To evaluate the performance of the trained model, we can use the test set to check the model’s predictions.

from sklearn.metrics import mean_squared_error

# Predictions
y_pred = model.predict(X_test)

# Calculate MSE
mse = mean_squared_error(y_test, y_pred)
print(f'Mean Squared Error: {mse:.2f}')  # Output mean squared error

5. Building a Deep Learning Model

Deep learning models can recognize more complex patterns, making them particularly useful when needed. Let’s build a simple neural network using Keras.

5.1 Installing Keras

pip install tensorflow

5.2 Designing the Deep Learning Model

A multilayer perceptron (MLP) model can be constructed to predict stock prices.

from tensorflow import keras
from tensorflow.keras import layers

# Define the model
model = keras.Sequential([
    layers.Dense(64, activation='relu', input_shape=(X_train.shape[1],)),
    layers.Dense(64, activation='relu'),
    layers.Dense(1)
])

# Compile the model
model.compile(optimizer='adam', loss='mean_squared_error')

# Train the model
model.fit(X_train, y_train, epochs=100, batch_size=32, validation_split=0.1)
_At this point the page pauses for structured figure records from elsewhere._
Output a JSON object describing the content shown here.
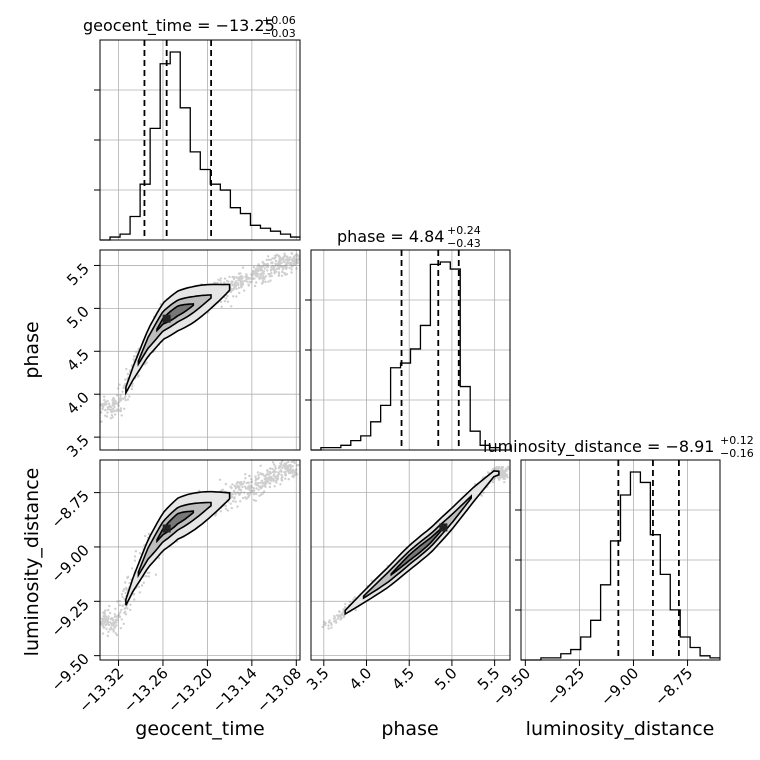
{
  "chart_data": {
    "type": "scatter",
    "kind": "corner-plot",
    "parameters": [
      "geocent_time",
      "phase",
      "luminosity_distance"
    ],
    "titles": [
      {
        "param": "geocent_time",
        "main": "geocent_time = −13.25",
        "plus": "+0.06",
        "minus": "−0.03"
      },
      {
        "param": "phase",
        "main": "phase = 4.84",
        "plus": "+0.24",
        "minus": "−0.43"
      },
      {
        "param": "luminosity_distance",
        "main": "luminosity_distance = −8.91",
        "plus": "+0.12",
        "minus": "−0.16"
      }
    ],
    "axes": {
      "geocent_time": {
        "range": [
          -13.345,
          -13.075
        ],
        "ticks": [
          -13.32,
          -13.26,
          -13.2,
          -13.14,
          -13.08
        ],
        "tick_labels": [
          "−13.32",
          "−13.26",
          "−13.20",
          "−13.14",
          "−13.08"
        ],
        "label": "geocent_time"
      },
      "phase": {
        "range": [
          3.35,
          5.68
        ],
        "ticks": [
          3.5,
          4.0,
          4.5,
          5.0,
          5.5
        ],
        "tick_labels": [
          "3.5",
          "4.0",
          "4.5",
          "5.0",
          "5.5"
        ],
        "label": "phase"
      },
      "luminosity_distance": {
        "range": [
          -9.52,
          -8.6
        ],
        "ticks": [
          -9.5,
          -9.25,
          -9.0,
          -8.75
        ],
        "tick_labels": [
          "−9.50",
          "−9.25",
          "−9.00",
          "−8.75"
        ],
        "label": "luminosity_distance"
      }
    },
    "histograms": {
      "geocent_time": {
        "bin_width": 0.01354,
        "bin_start": -13.345,
        "counts": [
          0,
          1,
          2,
          8,
          19,
          38,
          60,
          64,
          45,
          30,
          24,
          19,
          17,
          11,
          9,
          5,
          4,
          3,
          2,
          1
        ],
        "quantiles": [
          -13.285,
          -13.255,
          -13.195
        ]
      },
      "phase": {
        "bin_width": 0.1165,
        "bin_start": 3.35,
        "counts": [
          0,
          1,
          1,
          2,
          4,
          6,
          12,
          19,
          35,
          37,
          43,
          53,
          79,
          80,
          77,
          27,
          8,
          2,
          1,
          0
        ],
        "quantiles": [
          4.41,
          4.84,
          5.08
        ]
      },
      "luminosity_distance": {
        "bin_width": 0.046,
        "bin_start": -9.52,
        "counts": [
          0,
          0,
          1,
          1,
          3,
          5,
          11,
          19,
          36,
          57,
          79,
          90,
          85,
          60,
          41,
          24,
          11,
          6,
          2,
          1
        ],
        "quantiles": [
          -9.07,
          -8.91,
          -8.79
        ]
      }
    },
    "correlation_curves": {
      "phase_vs_geocent_time": {
        "x": [
          -13.32,
          -13.3,
          -13.28,
          -13.26,
          -13.24,
          -13.22,
          -13.2,
          -13.18,
          -13.16,
          -13.14,
          -13.12,
          -13.1,
          -13.08
        ],
        "y": [
          3.85,
          4.25,
          4.6,
          4.85,
          4.97,
          5.04,
          5.12,
          5.2,
          5.29,
          5.37,
          5.44,
          5.51,
          5.57
        ]
      },
      "luminosity_distance_vs_geocent_time": {
        "x": [
          -13.32,
          -13.3,
          -13.28,
          -13.26,
          -13.24,
          -13.22,
          -13.2,
          -13.18,
          -13.16,
          -13.14,
          -13.12,
          -13.1,
          -13.08
        ],
        "y": [
          -9.34,
          -9.17,
          -9.03,
          -8.93,
          -8.87,
          -8.84,
          -8.81,
          -8.78,
          -8.75,
          -8.72,
          -8.69,
          -8.66,
          -8.63
        ]
      },
      "luminosity_distance_vs_phase": {
        "x": [
          3.5,
          3.75,
          4.0,
          4.25,
          4.5,
          4.75,
          5.0,
          5.25,
          5.5
        ],
        "y": [
          -9.37,
          -9.3,
          -9.22,
          -9.14,
          -9.05,
          -8.97,
          -8.87,
          -8.76,
          -8.66
        ]
      }
    },
    "peaks": {
      "geocent_time": -13.255,
      "phase": 4.9,
      "luminosity_distance": -8.9
    },
    "grid": true,
    "colors": {
      "line": "#000000",
      "grid": "#b0b0b0",
      "points": "#777777",
      "fill_outer": "#e6e6e6",
      "fill_mid": "#bdbdbd",
      "fill_inner": "#777777",
      "peak": "#222222"
    }
  }
}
6. Result Analysis and Visualization

The model’s prediction results can be visualized for analysis. Predictions can be visually represented using matplotlib or seaborn.

6.1 Visualization Comparing Predicted and Actual Values

import matplotlib.pyplot as plt

# Visualizing actual and predicted values
plt.figure(figsize=(14,7))
plt.plot(y_test.index, y_test, color='blue', label='Actual Price')
plt.plot(y_test.index, y_pred, color='red', label='Predicted Price')
plt.title('Stock Price Prediction')
plt.xlabel('Date')
plt.ylabel('Price')
plt.legend()
plt.show()

7. Conclusion and Future Directions

In this course, we looked at collecting financial data using the yfinance library and training machine learning and deep learning models based on that. These techniques can be used to build an algorithmic trading system, and by continually collecting data and updating models, improved performance can be expected.

7.1 Learning Tasks

  • Try applying various machine learning algorithms (e.g., Random Forest, SVM, etc.).
  • Add various features and compare model performance.
  • Perform hyperparameter tuning to improve deep learning models.

7.2 References

Now you have a basic understanding of algorithmic trading using machine learning and deep learning, and you’re ready to collect more data through yfinance and practice. Moving forward, try to explore various advanced techniques. Thank you!